Authenticity. It's a concept that has been the elephant in the room of popular music ever since Elvis/Ike Turner/Bill Haley handed this rock stuff over. Think of the bluesmen having to "pay their dues" or PWL registering as an independent label just to get back at the majors who overlooked Pete Waterman for years. But of course this is a thing of the past. We're all popists now, entirely comfortable with taking all forms of music for what they are no matter what the promotion budget, a world where only Girls Aloud receive unanimous praise and even Disney songs are scoured for something that college kids can latch onto despite them being the only form of popular music that doesn't so much as wink at their sensibilities. This never happened with Cartoons.
But of course we aren't. Nobody agrees on anything in this blog age, so it's not like years of inbred genre parochialsm will be washed aside overnight because Kelly Clarkson once made a record featuring a riff that sounded a bit like watered down Strokes. And this isn't the public face of rockism, Gordon Smart and Noel Gallagher droning on about Jay-Z as if Glastonbury should only ever be for lumpen guitar bands - why exactly are Kings Of Leon seen as Glastonbury headliners? Nobody's actually answered that yet, especially as they'd barely headline an amphitheatre in America. No, we're thinking about how, say, all discourse about the Ting Tings now factors in somewhere someone trying to keep their cynical side up with the dual details that their live show only features live guitar and drums and includes pre-recorded elements triggered by pedals - yes, so does No Age's - and that Katie White was in a girl group in the late 90s, a fact so obviously secretive and potentially damaging that it's mentioned in the band's album press release. See also Alphabeat, a goodtime pop band straight from the early 80s mindset that saw no difference between populist and artistic merit but reactions to whom are so wildly split that you dare not mention that you don't mind them for fear of being assailed from both sides.
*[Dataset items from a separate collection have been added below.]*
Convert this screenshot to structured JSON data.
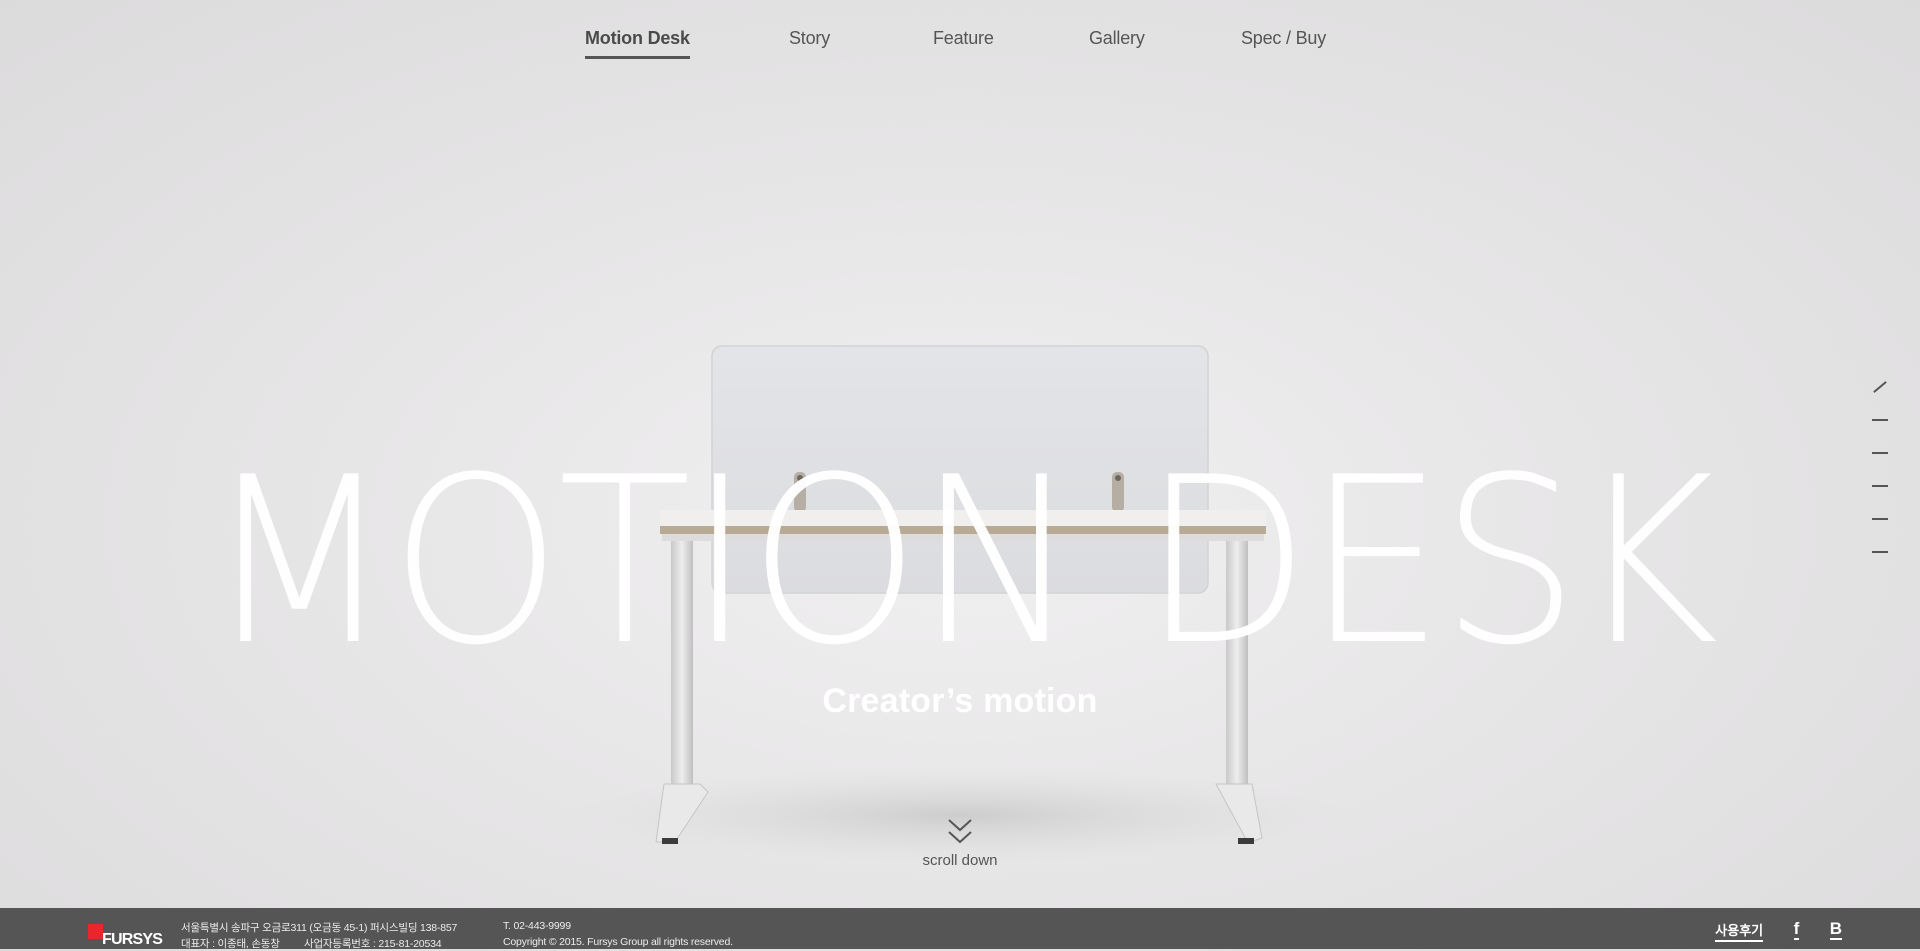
{
  "nav": {
    "items": [
      {
        "label": "Motion Desk",
        "active": true
      },
      {
        "label": "Story"
      },
      {
        "label": "Feature"
      },
      {
        "label": "Gallery"
      },
      {
        "label": "Spec / Buy"
      }
    ]
  },
  "hero": {
    "title": "MOTION DESK",
    "subtitle": "Creator’s motion"
  },
  "scroll": {
    "label": "scroll down",
    "icon": "double-chevron-down-icon"
  },
  "side_nav": {
    "count": 6,
    "active_index": 0
  },
  "footer": {
    "logo_text": "FURSYS",
    "address": "서울특별시 송파구 오금로311 (오금동 45-1) 퍼시스빌딩   138-857",
    "ceo": "대표자 : 이종태, 손동창",
    "biz_no": "사업자등록번호 : 215-81-20534",
    "tel": "T. 02-443-9999",
    "copyright": "Copyright © 2015. Fursys Group all rights reserved.",
    "links": {
      "review": "사용후기",
      "facebook": "f",
      "blog": "B"
    }
  },
  "colors": {
    "background": "#e7e6e7",
    "footer": "#555556",
    "brand_red": "#e8262b",
    "text": "#555555"
  }
}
Thing is, we in the blogosphere - well, we say 'we', but obviously we're above all this - think we have an influence that just doesn't exist further afield. Sam Sparro's Black And Gold is already second in Radio 1's last.fm profile (see posts passim) yet you'll find plenty of clued up people who have no idea who or what this is. And this is nothing to do with, say, Steven Wells firing off yet another reverse-snobbery-with-swearing piece about how all pop is excellent and all that music you listen to is shit like the idea had never occurred to anyone else. (In fairness, Swells was seriously ill a couple of years ago and it's entirely possible that, given the writings of Oliver Sacks on post-traumatic obsessiveness, he genuinely can't remember how to write any other way.) It's the assumption that different people can now all learn to think the same way and anyone who doesn't is on the obvious wind-up. It's nobody's fault - we read Popjustice as much as anyone (which admittedly crowbarred like that in the middle of this paragraph sounds a bit like "I've got plenty of gay friends!") - it's called individual taste, and why people seem to genuinely think that because we're all on the broadband express line to pop culture we must now all subscribe to a new slanted orthodoxy is a curiosity that affects too much blogging.
1 comment:
I love pop. Give me the Sugababes any day of the week. Put them on a platter with french fried potatoes and Emmy the Great and I'm a happy bunny. Actually Emmy the Great isn't necessary. I just wanted to prove I could name drop like the best.